Denali is the holding company through which Michael Dell hopes to reinvent Dell. A US securities and exchange filing at the end of March shows the company will actively move away from the PC and high volume servers.
- Denali hired John Swainson, former CEO at CA to run the software business. The company will look at expanding its business into areas like BI and storage software, presents a huge opportunities, software as a service will eat away revenue.
- While Denali has benefited from the trend to migrate workloads from expensive Unix systems to commodity x86 servers, Gartner notes that this potentially short term. According to Gartner, the move to virtualisation and server consolidation will enable businesses to defer server purchases
- A section of the SEC filing prepared by J P Morgan reflects this challenge. The investment bank highlighted Denali’s management plans around reducing margins from end user computing devices, servers and storage to reflect increasingly aggressive competition and buyers spending less.

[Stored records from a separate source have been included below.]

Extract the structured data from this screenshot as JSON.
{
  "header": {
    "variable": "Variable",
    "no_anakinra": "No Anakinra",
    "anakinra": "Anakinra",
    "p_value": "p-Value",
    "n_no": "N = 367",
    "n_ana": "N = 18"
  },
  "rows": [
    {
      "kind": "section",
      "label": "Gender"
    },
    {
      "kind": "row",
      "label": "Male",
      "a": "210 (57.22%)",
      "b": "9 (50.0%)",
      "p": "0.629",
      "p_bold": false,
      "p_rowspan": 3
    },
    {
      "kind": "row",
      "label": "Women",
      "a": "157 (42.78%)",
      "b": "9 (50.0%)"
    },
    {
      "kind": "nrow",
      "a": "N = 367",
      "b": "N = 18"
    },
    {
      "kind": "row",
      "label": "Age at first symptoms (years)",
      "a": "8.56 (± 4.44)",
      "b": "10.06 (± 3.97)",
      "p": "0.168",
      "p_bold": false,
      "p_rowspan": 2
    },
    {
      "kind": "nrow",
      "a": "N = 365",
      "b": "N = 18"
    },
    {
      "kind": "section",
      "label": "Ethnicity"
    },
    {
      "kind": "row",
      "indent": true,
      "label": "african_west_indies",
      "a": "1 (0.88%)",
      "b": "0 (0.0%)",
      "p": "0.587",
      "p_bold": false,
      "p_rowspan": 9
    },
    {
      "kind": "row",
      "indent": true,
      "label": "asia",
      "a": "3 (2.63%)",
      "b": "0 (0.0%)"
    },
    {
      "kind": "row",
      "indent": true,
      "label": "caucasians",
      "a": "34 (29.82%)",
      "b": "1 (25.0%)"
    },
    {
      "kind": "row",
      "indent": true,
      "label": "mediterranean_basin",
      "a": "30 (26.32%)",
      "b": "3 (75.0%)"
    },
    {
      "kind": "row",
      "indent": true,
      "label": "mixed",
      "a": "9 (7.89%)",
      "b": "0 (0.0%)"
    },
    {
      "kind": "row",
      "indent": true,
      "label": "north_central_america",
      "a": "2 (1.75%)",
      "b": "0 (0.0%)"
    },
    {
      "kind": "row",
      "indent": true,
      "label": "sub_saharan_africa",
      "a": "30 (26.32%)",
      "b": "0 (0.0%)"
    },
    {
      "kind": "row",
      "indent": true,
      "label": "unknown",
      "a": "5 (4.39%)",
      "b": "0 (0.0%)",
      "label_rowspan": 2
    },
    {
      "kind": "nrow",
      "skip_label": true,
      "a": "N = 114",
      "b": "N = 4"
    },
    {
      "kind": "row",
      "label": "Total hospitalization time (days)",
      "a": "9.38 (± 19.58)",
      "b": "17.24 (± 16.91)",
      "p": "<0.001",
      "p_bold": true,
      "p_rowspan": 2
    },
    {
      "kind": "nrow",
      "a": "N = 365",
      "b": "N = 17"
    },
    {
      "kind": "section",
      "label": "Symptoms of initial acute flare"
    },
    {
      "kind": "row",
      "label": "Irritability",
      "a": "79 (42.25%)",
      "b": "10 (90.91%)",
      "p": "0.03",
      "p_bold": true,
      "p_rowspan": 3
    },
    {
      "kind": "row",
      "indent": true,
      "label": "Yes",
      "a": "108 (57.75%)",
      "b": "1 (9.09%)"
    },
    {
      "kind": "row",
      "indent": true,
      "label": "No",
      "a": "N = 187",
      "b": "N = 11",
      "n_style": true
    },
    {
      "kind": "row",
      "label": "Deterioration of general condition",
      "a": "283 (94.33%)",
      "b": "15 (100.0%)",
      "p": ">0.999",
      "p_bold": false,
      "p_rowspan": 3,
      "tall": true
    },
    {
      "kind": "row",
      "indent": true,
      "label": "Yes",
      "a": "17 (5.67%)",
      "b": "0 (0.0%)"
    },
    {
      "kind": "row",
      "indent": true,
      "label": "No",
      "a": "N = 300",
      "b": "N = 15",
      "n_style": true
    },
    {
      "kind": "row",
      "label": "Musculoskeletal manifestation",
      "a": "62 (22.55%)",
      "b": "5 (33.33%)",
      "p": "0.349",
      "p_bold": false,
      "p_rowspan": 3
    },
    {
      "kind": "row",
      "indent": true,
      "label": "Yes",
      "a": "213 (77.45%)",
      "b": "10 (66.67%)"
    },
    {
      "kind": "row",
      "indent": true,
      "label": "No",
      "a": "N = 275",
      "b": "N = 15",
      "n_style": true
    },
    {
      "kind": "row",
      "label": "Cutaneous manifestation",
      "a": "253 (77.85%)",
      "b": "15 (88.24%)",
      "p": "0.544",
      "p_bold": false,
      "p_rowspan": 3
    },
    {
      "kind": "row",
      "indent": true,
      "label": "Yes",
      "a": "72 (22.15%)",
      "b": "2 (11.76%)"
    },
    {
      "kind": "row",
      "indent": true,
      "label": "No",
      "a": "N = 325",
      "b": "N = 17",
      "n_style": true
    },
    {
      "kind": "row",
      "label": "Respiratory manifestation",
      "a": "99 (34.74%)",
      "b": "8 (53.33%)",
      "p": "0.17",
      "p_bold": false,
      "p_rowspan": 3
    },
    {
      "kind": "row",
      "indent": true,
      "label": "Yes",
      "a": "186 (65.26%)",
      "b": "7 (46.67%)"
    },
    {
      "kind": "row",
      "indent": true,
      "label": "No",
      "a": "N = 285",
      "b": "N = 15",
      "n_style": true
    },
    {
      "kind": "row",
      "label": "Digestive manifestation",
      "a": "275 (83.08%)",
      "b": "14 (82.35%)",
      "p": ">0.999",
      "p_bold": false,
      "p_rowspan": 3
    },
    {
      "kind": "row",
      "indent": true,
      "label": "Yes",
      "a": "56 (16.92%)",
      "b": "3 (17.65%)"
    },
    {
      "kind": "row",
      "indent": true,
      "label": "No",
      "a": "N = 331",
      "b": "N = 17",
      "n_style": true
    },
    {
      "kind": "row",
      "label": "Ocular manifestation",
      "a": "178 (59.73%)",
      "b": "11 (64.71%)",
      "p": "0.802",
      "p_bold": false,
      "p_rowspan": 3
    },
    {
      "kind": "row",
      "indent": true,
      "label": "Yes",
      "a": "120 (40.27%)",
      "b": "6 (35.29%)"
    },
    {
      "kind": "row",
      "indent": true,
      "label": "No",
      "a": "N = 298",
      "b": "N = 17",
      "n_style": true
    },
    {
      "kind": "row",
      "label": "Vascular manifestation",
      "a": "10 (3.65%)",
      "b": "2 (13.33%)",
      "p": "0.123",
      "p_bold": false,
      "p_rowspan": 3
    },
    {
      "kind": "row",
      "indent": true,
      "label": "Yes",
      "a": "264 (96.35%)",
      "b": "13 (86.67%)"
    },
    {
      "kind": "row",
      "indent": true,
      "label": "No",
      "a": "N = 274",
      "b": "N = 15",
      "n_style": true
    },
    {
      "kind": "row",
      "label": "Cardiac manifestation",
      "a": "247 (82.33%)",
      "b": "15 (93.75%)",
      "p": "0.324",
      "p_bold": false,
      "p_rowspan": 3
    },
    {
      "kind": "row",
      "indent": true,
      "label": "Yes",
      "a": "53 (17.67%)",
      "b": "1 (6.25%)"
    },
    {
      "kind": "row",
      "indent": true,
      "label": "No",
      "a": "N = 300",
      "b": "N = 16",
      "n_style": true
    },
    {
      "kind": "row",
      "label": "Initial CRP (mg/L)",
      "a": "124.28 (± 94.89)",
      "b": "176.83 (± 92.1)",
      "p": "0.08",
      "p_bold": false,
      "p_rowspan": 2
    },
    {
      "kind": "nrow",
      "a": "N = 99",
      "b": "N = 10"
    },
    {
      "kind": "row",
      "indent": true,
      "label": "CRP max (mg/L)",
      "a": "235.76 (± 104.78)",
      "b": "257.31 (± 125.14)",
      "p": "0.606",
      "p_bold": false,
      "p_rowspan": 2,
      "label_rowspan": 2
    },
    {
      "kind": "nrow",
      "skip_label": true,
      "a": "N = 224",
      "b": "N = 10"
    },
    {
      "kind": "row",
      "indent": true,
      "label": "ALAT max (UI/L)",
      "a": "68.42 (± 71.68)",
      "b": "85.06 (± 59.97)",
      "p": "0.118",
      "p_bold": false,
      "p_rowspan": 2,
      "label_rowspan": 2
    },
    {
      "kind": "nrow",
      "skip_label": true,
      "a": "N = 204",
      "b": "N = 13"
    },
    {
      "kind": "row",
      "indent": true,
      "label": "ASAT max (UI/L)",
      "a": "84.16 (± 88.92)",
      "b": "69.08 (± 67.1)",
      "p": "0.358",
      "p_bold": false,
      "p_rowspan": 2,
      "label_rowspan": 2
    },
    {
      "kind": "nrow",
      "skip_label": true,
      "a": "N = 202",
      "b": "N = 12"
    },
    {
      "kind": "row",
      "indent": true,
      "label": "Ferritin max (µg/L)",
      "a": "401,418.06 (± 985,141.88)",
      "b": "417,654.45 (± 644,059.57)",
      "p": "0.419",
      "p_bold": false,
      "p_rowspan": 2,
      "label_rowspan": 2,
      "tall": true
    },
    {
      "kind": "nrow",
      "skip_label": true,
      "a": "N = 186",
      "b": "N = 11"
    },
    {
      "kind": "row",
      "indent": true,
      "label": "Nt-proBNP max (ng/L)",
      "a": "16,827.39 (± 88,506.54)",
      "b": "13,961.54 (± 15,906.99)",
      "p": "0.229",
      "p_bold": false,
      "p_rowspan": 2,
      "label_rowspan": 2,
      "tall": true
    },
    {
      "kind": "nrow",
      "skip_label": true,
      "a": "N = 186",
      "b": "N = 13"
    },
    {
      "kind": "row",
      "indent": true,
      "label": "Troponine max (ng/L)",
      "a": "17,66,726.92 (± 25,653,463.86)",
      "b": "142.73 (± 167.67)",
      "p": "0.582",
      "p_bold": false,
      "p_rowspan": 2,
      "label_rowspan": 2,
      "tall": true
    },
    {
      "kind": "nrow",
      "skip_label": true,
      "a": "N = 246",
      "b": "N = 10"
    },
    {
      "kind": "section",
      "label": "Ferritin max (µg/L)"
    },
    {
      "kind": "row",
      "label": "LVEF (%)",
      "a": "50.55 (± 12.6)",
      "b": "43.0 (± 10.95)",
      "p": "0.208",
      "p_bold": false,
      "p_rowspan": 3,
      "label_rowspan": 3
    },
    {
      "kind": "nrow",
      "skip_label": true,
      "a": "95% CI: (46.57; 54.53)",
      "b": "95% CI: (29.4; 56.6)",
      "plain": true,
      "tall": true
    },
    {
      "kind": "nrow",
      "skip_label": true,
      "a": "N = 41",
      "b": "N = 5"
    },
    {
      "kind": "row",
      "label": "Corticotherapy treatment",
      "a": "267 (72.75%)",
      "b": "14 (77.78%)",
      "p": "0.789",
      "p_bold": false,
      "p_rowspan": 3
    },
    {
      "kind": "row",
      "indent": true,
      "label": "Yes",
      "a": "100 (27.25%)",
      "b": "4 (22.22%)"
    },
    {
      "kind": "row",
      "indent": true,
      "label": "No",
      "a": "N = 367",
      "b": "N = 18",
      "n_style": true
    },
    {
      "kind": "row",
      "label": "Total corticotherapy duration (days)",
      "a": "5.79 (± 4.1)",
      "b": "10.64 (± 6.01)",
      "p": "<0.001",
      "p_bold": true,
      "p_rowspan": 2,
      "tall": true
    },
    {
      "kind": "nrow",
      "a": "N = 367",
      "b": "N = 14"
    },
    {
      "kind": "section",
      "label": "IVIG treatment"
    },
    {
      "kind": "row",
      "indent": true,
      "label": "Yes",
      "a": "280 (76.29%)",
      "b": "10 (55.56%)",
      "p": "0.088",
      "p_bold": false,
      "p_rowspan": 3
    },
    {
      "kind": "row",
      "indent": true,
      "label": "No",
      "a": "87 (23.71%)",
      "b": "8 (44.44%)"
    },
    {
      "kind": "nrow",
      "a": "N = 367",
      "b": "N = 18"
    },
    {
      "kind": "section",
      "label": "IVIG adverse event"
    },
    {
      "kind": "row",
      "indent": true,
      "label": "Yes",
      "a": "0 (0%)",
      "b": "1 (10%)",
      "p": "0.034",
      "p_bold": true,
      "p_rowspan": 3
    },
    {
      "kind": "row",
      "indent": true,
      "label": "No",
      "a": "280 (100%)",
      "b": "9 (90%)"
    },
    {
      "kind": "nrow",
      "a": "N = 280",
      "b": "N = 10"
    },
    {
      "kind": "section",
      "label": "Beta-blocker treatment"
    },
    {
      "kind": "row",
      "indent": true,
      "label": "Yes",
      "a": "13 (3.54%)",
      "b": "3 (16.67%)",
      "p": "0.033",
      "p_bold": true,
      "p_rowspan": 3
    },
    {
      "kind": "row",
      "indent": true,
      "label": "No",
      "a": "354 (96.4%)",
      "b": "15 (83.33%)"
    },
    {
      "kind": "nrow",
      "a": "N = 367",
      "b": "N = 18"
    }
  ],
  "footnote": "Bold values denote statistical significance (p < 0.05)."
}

- The acquisition of Force 10 in 2011 will help drive networking sales. IDC expects the networking business to grow 7.3%. Gartner expects sits software revenue to grow 7.7%, due to the acquisition of Quest. Storage is expected to suffer as a result of the decline in its long-standing relationship with EMC.
- On the services side, J P Morgan notes that Denali should see modest growth in its PC maintenance business, but competitive pricing will put pressure on traditional outsourcing.